月やうやう出でて荒 末摘花05章03

2021-05-11

原文 読み 意味

月やうやう出でて 荒れたる籬のほどうとましくうち眺めたまふに 琴そそのかされて ほのかにかき鳴らしたまふほど けしうはあらず すこし け近う今めきたる気をつけばや とぞ 乱れたる心には 心もとなく思ひゐたる

06051/難易度:☆☆☆

つき/やうやう/いで/て あれ/たる/まがき/の/ほど/うとましく/うち-ながめ/たまふ/に きん/そそのかさ/れ/て ほのか/に/かき-ならし/たまふ/ほど けしう/は/あら/ず すこし けぢかう/いまめき/たる/け/を/つけ/ばや と/ぞ みだれ/たる/こころ/に/は こころもとなく/おもひ/ゐ/たる

月がようやく出て、荒れた籬の様子を不気味みに思いながら、君が中の様子を眺めておられると、琴を命婦にそそのかされて、ほのかにかき鳴らされる風情は、まんざらでもない。もうすこし親しみのある、今風な感じになればよいのにと、取り乱した気持ちから命婦は、女君の様子をじれったく思っている。

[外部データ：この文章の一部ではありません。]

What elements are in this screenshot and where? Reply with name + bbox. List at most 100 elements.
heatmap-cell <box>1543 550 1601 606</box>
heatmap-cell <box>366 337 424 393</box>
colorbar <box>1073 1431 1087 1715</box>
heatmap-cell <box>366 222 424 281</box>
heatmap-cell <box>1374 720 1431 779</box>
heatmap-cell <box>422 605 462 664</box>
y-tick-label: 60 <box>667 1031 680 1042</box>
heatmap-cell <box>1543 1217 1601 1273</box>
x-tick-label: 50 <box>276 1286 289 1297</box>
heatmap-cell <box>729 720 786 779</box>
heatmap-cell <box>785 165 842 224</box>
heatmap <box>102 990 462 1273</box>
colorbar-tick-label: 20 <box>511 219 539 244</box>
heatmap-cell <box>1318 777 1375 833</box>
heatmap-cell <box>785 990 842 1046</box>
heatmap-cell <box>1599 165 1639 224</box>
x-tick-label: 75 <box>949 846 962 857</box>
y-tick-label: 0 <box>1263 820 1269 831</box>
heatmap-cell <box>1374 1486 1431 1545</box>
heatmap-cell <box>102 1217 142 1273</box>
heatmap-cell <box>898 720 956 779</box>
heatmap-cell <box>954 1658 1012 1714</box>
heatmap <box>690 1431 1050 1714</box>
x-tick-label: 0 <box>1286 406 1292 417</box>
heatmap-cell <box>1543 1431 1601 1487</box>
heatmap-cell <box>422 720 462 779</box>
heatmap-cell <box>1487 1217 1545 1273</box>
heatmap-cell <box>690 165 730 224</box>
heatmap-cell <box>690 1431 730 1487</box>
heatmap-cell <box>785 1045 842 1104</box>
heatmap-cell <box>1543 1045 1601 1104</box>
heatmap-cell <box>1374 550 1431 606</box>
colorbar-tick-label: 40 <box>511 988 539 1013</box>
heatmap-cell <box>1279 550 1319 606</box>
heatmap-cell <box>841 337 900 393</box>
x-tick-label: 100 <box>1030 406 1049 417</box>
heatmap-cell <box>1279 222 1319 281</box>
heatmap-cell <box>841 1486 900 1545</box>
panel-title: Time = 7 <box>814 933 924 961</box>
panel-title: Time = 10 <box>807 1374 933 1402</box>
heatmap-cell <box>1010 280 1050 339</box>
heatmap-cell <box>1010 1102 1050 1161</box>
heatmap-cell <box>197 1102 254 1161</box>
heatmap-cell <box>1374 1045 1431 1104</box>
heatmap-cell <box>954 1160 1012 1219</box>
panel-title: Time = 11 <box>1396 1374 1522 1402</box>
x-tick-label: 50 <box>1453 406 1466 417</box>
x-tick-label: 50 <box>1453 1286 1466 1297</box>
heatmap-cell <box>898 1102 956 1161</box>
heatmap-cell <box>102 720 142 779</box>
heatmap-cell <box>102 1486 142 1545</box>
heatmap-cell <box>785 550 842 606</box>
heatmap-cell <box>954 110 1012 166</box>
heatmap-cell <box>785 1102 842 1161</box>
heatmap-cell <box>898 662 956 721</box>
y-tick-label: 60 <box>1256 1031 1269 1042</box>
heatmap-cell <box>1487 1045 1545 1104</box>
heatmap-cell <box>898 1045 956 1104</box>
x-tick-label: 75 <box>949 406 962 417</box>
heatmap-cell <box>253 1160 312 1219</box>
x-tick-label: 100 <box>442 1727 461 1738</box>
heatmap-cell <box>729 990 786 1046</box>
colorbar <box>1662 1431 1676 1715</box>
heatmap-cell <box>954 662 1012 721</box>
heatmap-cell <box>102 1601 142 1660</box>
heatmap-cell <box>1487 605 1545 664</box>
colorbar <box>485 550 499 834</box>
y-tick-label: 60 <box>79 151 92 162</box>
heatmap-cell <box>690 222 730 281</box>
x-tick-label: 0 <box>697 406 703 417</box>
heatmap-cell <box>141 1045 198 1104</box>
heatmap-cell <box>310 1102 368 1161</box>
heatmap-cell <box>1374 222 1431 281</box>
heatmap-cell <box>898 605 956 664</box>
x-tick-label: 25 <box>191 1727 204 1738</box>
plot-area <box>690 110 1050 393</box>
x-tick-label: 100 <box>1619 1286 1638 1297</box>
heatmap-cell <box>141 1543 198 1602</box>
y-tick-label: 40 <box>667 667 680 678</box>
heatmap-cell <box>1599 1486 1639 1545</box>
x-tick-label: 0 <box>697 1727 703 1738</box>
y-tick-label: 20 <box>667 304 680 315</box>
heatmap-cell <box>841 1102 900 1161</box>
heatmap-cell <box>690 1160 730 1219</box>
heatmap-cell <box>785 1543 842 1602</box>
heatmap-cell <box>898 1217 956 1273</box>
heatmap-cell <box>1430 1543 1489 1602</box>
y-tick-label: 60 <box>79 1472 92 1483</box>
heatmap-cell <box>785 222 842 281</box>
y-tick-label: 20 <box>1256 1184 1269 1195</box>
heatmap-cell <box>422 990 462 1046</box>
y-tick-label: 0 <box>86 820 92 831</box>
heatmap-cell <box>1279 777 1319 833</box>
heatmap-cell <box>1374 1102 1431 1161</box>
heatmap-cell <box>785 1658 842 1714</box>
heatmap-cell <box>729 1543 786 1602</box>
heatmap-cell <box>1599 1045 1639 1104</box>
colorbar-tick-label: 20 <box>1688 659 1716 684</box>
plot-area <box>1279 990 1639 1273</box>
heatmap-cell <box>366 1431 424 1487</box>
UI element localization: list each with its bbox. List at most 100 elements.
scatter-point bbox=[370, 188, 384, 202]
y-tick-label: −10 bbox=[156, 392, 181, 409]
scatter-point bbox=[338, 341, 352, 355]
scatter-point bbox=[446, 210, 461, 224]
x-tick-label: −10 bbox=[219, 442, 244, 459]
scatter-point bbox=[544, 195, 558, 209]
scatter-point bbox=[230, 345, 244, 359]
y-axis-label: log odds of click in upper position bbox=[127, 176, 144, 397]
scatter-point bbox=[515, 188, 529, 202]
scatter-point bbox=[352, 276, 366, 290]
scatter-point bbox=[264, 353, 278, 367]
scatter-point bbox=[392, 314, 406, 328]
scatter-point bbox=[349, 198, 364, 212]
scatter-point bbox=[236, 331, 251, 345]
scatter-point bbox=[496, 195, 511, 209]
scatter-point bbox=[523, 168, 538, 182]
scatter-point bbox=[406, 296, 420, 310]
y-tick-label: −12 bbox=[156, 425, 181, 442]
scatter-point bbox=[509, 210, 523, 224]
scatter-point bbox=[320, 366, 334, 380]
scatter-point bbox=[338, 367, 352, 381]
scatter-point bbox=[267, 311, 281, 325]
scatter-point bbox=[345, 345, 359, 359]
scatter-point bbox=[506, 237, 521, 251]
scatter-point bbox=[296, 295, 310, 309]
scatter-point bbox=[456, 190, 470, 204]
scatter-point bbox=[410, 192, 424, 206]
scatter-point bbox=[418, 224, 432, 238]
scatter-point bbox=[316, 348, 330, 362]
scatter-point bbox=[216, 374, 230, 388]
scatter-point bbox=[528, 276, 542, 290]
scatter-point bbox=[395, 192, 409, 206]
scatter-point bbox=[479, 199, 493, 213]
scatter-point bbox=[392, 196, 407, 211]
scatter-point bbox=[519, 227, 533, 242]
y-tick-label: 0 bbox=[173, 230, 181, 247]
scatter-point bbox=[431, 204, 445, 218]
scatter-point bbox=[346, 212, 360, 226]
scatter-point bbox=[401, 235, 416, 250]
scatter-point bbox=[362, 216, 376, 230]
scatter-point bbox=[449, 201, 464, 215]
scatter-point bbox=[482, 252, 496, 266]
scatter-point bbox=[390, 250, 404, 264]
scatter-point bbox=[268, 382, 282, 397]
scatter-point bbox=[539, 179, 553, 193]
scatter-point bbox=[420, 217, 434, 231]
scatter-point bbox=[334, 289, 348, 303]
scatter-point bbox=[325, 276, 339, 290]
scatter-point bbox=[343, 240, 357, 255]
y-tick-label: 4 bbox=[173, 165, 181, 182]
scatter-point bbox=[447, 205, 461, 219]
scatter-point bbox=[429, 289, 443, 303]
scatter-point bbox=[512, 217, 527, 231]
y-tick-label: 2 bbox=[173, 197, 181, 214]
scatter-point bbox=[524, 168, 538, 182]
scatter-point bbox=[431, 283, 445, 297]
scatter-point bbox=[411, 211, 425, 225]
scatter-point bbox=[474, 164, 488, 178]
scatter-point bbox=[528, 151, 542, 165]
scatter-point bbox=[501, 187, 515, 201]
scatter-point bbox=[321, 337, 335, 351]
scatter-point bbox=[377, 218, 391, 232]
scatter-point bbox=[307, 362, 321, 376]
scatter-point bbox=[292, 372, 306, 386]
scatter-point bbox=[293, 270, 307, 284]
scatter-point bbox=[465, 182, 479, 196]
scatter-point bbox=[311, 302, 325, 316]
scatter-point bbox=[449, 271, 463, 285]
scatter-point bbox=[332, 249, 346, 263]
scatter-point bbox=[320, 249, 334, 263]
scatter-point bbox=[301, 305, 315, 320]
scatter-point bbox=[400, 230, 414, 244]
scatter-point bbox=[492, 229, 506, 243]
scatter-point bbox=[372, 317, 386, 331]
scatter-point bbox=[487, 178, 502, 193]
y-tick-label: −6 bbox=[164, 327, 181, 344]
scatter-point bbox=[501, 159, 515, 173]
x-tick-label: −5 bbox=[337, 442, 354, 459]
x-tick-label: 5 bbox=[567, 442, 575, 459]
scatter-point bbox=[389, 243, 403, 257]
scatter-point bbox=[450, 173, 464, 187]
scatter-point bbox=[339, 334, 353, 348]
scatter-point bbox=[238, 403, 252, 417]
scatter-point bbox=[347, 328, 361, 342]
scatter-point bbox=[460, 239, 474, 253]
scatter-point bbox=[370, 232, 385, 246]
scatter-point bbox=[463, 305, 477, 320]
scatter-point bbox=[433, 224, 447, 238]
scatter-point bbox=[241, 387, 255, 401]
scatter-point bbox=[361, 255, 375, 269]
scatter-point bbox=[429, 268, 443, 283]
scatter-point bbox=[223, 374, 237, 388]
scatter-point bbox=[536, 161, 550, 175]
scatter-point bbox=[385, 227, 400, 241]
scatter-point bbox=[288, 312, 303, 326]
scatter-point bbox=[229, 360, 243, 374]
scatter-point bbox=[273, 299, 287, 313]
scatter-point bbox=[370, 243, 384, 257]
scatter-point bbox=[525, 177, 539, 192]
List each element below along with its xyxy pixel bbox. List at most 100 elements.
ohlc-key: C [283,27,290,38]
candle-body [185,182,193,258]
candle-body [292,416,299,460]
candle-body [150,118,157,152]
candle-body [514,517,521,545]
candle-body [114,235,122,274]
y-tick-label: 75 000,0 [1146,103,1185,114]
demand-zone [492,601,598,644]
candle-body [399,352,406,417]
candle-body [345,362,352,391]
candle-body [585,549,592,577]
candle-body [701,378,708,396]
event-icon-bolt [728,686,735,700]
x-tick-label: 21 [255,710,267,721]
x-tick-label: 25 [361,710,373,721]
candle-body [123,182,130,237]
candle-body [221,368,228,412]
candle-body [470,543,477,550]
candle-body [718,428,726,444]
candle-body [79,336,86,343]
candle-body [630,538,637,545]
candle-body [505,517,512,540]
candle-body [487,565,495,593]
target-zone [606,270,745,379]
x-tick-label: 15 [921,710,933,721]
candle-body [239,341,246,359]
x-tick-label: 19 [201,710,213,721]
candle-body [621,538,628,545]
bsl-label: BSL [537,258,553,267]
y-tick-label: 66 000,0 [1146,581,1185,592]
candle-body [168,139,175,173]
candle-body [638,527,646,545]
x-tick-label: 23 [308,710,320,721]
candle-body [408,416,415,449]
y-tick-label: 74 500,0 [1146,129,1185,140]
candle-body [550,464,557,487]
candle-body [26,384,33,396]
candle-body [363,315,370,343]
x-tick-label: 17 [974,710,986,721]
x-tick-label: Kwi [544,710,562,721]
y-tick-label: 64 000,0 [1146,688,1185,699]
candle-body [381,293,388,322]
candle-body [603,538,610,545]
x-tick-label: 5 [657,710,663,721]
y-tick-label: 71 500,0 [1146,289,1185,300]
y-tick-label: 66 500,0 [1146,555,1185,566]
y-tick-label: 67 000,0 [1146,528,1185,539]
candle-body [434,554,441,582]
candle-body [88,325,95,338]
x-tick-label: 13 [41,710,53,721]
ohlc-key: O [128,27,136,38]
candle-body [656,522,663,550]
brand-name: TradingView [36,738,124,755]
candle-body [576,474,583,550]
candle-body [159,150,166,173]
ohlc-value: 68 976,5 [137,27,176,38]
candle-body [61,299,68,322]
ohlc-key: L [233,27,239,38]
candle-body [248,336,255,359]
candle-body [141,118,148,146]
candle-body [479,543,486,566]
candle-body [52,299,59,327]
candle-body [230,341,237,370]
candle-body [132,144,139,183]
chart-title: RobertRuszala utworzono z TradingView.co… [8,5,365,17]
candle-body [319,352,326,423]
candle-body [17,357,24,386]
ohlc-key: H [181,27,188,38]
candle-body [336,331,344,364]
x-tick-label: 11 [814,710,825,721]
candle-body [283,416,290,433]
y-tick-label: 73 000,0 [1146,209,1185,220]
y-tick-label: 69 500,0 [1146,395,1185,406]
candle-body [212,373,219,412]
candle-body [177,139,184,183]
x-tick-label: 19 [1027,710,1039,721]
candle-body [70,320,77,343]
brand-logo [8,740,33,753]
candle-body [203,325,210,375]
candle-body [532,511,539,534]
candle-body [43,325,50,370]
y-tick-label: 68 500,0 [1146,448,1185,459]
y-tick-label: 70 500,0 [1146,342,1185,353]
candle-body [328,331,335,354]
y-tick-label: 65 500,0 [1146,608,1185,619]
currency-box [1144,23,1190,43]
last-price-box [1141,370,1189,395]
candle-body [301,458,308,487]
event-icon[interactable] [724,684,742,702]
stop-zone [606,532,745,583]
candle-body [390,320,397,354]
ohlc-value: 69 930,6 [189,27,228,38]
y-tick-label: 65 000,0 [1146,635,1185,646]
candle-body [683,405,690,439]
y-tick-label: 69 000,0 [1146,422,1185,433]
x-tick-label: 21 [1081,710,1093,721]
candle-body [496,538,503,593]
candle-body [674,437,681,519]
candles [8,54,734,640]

月やうやう出でて 荒れたる籬のほどうとましくうち眺めたまふに 琴そそのかされて ほのかにかき鳴らしたまふほど けしうはあらず すこし け近う今めきたる気をつけばや とぞ 乱れたる心には 心もとなく思ひゐたる

大構造と係り受け

古語探訪

荒れたる籬のほどうとましくうち眺めたまふに 06051

うとましく」は上文には連用中止法に、下文には連用修飾として働いているとの注がある。早い話が、荒れた籬を光が「うとまし」、すなわち、気持ち悪く感じているのであるが、問題は、光が「うち眺め」ている対象である。諸注では「籬」を見ているように受け取れるが、それはおかしい。後に「心やすく入りたまふ」とあるから、光はこの時点では、邸の外にいる。つまり、籬の外だ。「眺め」という表現は、すぐ間近の対象を見ることには適さない表現だから、対象が籬であれば、光は籬を遠くから見ていることになり、故常陸の親王邸を遠巻きにしていることになる。しかし、そんな場所から琴の音を聞くことはあり得ない。邸の中でなければ、すぐそば以外で聞く場所はない。つまり、籬のもとにいて光は琴を聞いているのである。その籬が今し出た月の光を受けて不気味に見えているのである。では、光の「うち眺め」ている対象は何か、それは当然、光の気持ちが向いている方向である、末摘花であり、末摘花を取り巻く様子、要するに邸内の様子である。結局、不気味な籬越しに中の様子を窺っているのである。

け近う 06051

近づきやすさということ。

乱れたる心 06051

浮気性のという解釈が与えられているが、何ともとんちんかんだ。この文章の流れで、命婦が浮気性であるという説明を入れる必要は全くない。支離滅裂である。まず「乱れたる心」は、先ず、浮気の意味はない。心を取り乱している状態を示すのである。それは多く、恋に狂っている時の表現である。恋に狂い、平静さを保ち得ない状態、冷静な判断ができない状態を指すと考えて間違いない。従って、ここでも心が乱れているのは、光ゆえである。愛する光が他の女のもとに通おうとしているところに平静さが保てない理由があるのである。そうした心理状態で何を判断し損ねたかが次ぎに問題になる。「心もとなく思ひ」がそれである。末摘花は言ってみれば、恋敵である。憎んでもよい相手なのに、光の気に入るために親しみやすく今風な感じを身につけた方がいいと気を焼くところが、一種の倒錯になっている。これを「乱れたる心」と表しているのだろうと私は思う。もっとも、光と命婦が男と女の関係にあることを前提にしている。命婦が光とできているという解釈は、これまでなかったために不自然な感じを与えるかもしれないが、そう考えなければ読めない箇所が多くあることを、これまでにも再三繰り返してきた。あとは読者の判断に委ねよう。